• Hanover
    14.5k
    For the AI afficionado AI is to be treated like a black box, like a Ouija board or a Magic 8-Ball. They become impatient with those who ask the question, "How does it work?" They interrupt, exclaiming, "But look at what it can do!"Leontiskos

    The Ouija board is a strained analogy because Ouija boards don't work. If they reliably provided accurate answers, I'd be hard pressed not to use them, unless you could convince me of the dangers of dabbling in the black arts.

    This is the unwritten answer to the question, "Why should we treat something as if it were something that it is not?" "Why should we lie to ourselves in this way?" The answer is, "Because it will give us great power. No more need be said."Leontiskos

    I think we're overthinking it (imagine that). The question really is "what do we want to do"? We needn't self justify our preferences. If we don't want to debate the ChatGpt p-zombie, then we don't have to. We have the right to ban people, so why can't we ban zombies? Just add to the rules: All posters must have a soul. No golems.

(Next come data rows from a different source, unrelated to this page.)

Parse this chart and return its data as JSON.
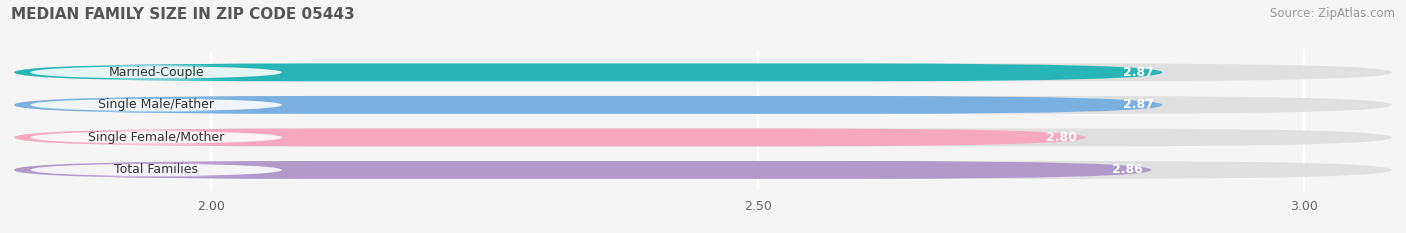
{
  "title": "MEDIAN FAMILY SIZE IN ZIP CODE 05443",
  "source": "Source: ZipAtlas.com",
  "categories": [
    "Married-Couple",
    "Single Male/Father",
    "Single Female/Mother",
    "Total Families"
  ],
  "values": [
    2.87,
    2.87,
    2.8,
    2.86
  ],
  "bar_colors": [
    "#29b5b5",
    "#7ab0e0",
    "#f5a8c0",
    "#b09aca"
  ],
  "bar_label_color": "#ffffff",
  "xmin": 1.82,
  "xlim": [
    1.82,
    3.08
  ],
  "xticks": [
    2.0,
    2.5,
    3.0
  ],
  "xtick_labels": [
    "2.00",
    "2.50",
    "3.00"
  ],
  "background_color": "#f5f5f5",
  "bar_background_color": "#e0e0e0",
  "title_fontsize": 11,
  "source_fontsize": 8.5,
  "label_fontsize": 9,
  "value_fontsize": 9,
  "tick_fontsize": 9,
  "bar_height": 0.55,
  "bar_gap": 0.45
}
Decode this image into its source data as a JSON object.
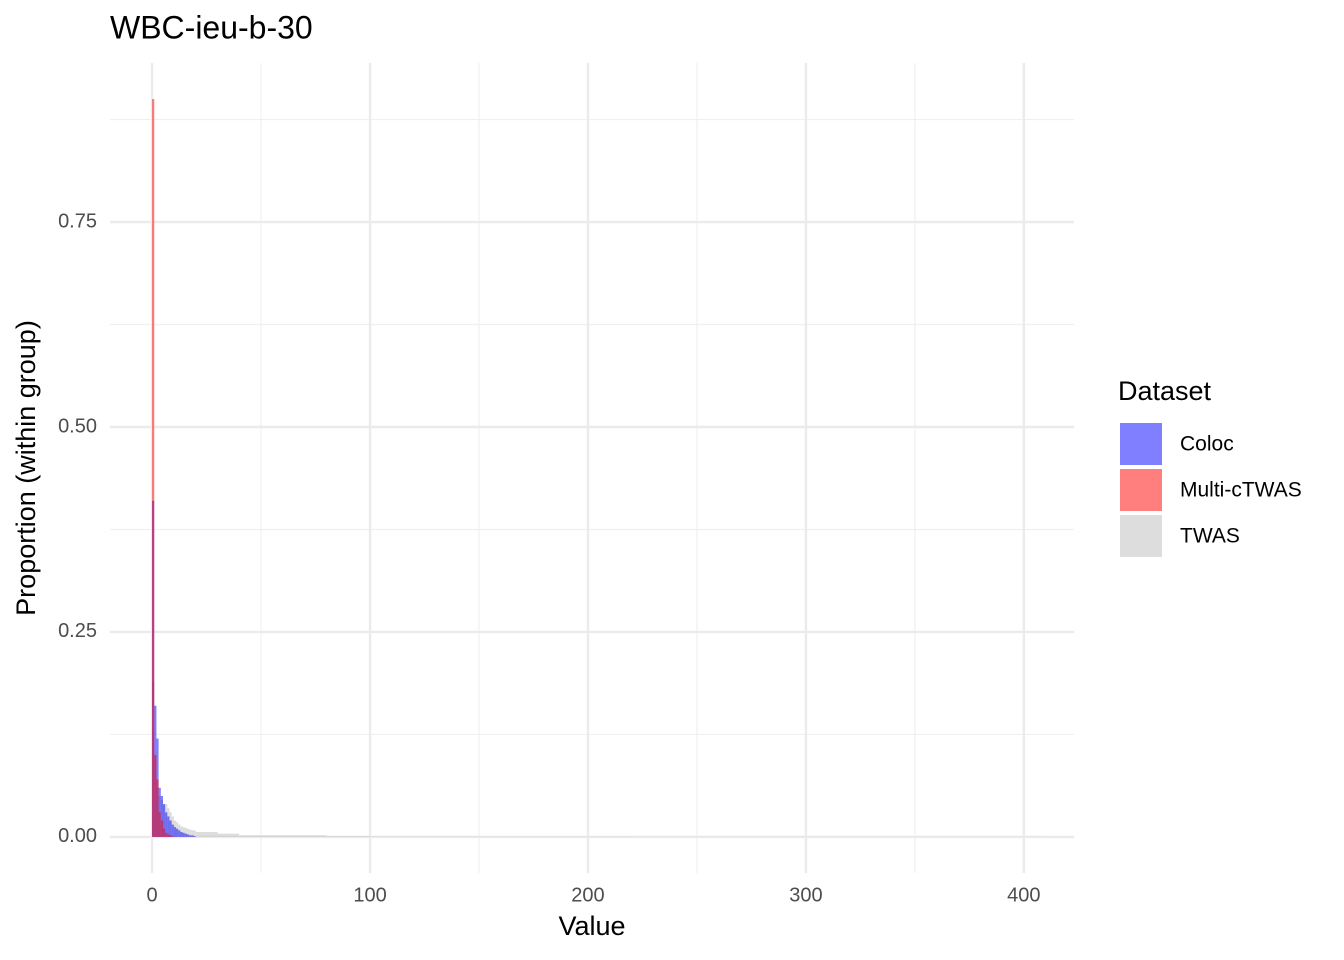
{
  "chart_data": {
    "type": "histogram",
    "title": "WBC-ieu-b-30",
    "x_label": "Value",
    "y_label": "Proportion (within group)",
    "legend_title": "Dataset",
    "legend_position": "right",
    "alpha": 0.5,
    "grid": true,
    "bins": [
      0,
      1,
      2,
      3,
      4,
      5,
      6,
      7,
      8,
      9,
      10,
      11,
      12,
      13,
      14,
      15,
      16,
      17,
      18,
      19,
      20,
      30,
      40,
      60,
      80,
      100,
      150,
      220,
      300,
      410
    ],
    "series": [
      {
        "name": "TWAS",
        "color": "#bbbbbb",
        "values": [
          0.19,
          0.1,
          0.06,
          0.05,
          0.045,
          0.04,
          0.04,
          0.035,
          0.03,
          0.025,
          0.02,
          0.018,
          0.015,
          0.013,
          0.012,
          0.011,
          0.01,
          0.009,
          0.008,
          0.008,
          0.006,
          0.004,
          0.002,
          0.002,
          0.001,
          0.0005,
          0.0003,
          0.0002,
          0.0001
        ]
      },
      {
        "name": "Coloc",
        "color": "#0000ff",
        "values": [
          0.41,
          0.16,
          0.12,
          0.06,
          0.05,
          0.04,
          0.03,
          0.025,
          0.02,
          0.015,
          0.012,
          0.01,
          0.008,
          0.006,
          0.005,
          0.004,
          0.003,
          0.002,
          0.002,
          0.001,
          0,
          0,
          0,
          0,
          0,
          0,
          0,
          0,
          0
        ]
      },
      {
        "name": "Multi-cTWAS",
        "color": "#ff0000",
        "values": [
          0.9,
          0.1,
          0.07,
          0.03,
          0.02,
          0.01,
          0.005,
          0.003,
          0.002,
          0.001,
          0,
          0,
          0,
          0,
          0,
          0,
          0,
          0,
          0,
          0,
          0,
          0,
          0,
          0,
          0,
          0,
          0,
          0,
          0
        ]
      }
    ],
    "legend_order": [
      1,
      2,
      0
    ],
    "xlim": [
      -19.3,
      423
    ],
    "xticks": [
      0,
      100,
      200,
      300,
      400
    ],
    "x_minor_ticks": [
      50,
      150,
      250,
      350
    ],
    "ylim": [
      -0.044,
      0.944
    ],
    "yticks": [
      {
        "value": 0,
        "label": "0.00"
      },
      {
        "value": 0.25,
        "label": "0.25"
      },
      {
        "value": 0.5,
        "label": "0.50"
      },
      {
        "value": 0.75,
        "label": "0.75"
      }
    ],
    "y_minor_ticks": [
      0.125,
      0.375,
      0.625,
      0.875
    ]
  }
}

    We just need to write our rules in a way that protects AI's private use and requires its public use be filtered sufficiently through the poster that it reflects the ideas of the poster.

    They eat us and then they eat reality.Baden

    You just re-wrote a modern day Frankenstein.
  • Leontiskos
    5.3k
    The Ouija board is a strained analogy because Ouija boards don't work. If they reliably provided accurate answers, I'd be hard pressed not to use them, unless you could convince me of the dangers of dabbling in the black arts.Hanover

    Not everyone agrees that Ouija boards do not work. In any case, that's much my point: an LLM is like a Ouija board, except that it "works." It is a magical knowledge-generating device, and the power it provides is a sufficient reason against any objection.

    Edit: Or to answer you more directly: If Ouija boards worked, then everyone would be happy to practice the black arts.

    I think we're overthinking it (imagine that). The question really is "what do we want to do"? We needn't self justify our preferences.Hanover

    I agree entirely that that is the question. But you sort of do have to self-justify your preferences when they are being questioned by those who want to change the rules and make AI-use more acceptable on TPF. Or even when they are being questioned by those who want the rule made more strict. That is what <this thread> and <this thread> are doing, respectively.

    We just need to write our rules in a way that protects AI's private use and requires its public use be filtered sufficiently through the poster that it reflects the ideas of the poster.Hanover

    Yeah, I think that's a helpful heuristic you provide. Still, it may be more easily said than done.
  • sime
    1.2k
    Let's focus on the actual harms that AI use has so far wrought upon this forum: What are they?
  • Jamal
    11.1k
    In one of my essays, I suggest AIs (because---depite their potential positives---of how they work on most people) are essentially entropy exporting and difference creating machines that localise structure at our expense (our brains are the dumpsters for their entropy), potentially creating massive concentrations of negentropy in their developing systems that speed up overall entropy and therefore consume (thermodynamic) time at a rate never before achieved and that is potenitially self-accelerating. I.e. They eat us and then they eat reality.

    It's a little speculative.
    Baden

    I seem to switch between two exclusive mental settings when thinking about AI: the critical-theoretical and the pragmatic-instrumental. I appreciate these speculative thoughts of yours, and agree that like any technology now, AI isn't just a neutral tool, that it's part of a dehumanizing totality. But then I switch and I think about how best to use it, pretending that it is a neutral tool. And when I'm commenting in these discussions I'm usually in that pragmatic mode, because the system makes the false real, in the sense that I act it out.
  • Leontiskos
    5.3k
    I seem to switch between two exclusive mental settings when thinking about AIJamal

    I am acutely aware of the incoherence of my intentional state when I am using an LLM. It's a bit like when you wake up from a very strange dream, and must now come to terms with the fact that the entire manner of being that engaged you a moment ago is incommensurable with the entire manner of being that you are now engaged in after waking. Extremely vivid and involved dreams are basically a form of psychosis, and when, upon waking, the psychotic break is reversed, there is a remarkable sense of discontinuity and dissociation. In that sense, the emerging problem of "AI psychosis" should not surprise us at all. LLMs allow us to intentionally alter our entire intentional orientation in a sustained and self-replicating way, and this possibility looks to be unprecedented. What arises is the question of how to ascend back out of the rabbit hole once one has descended. The danger lies in thinking that ascent is no longer necessary, or even that what was once seen as a rabbit hole is just "the new normal."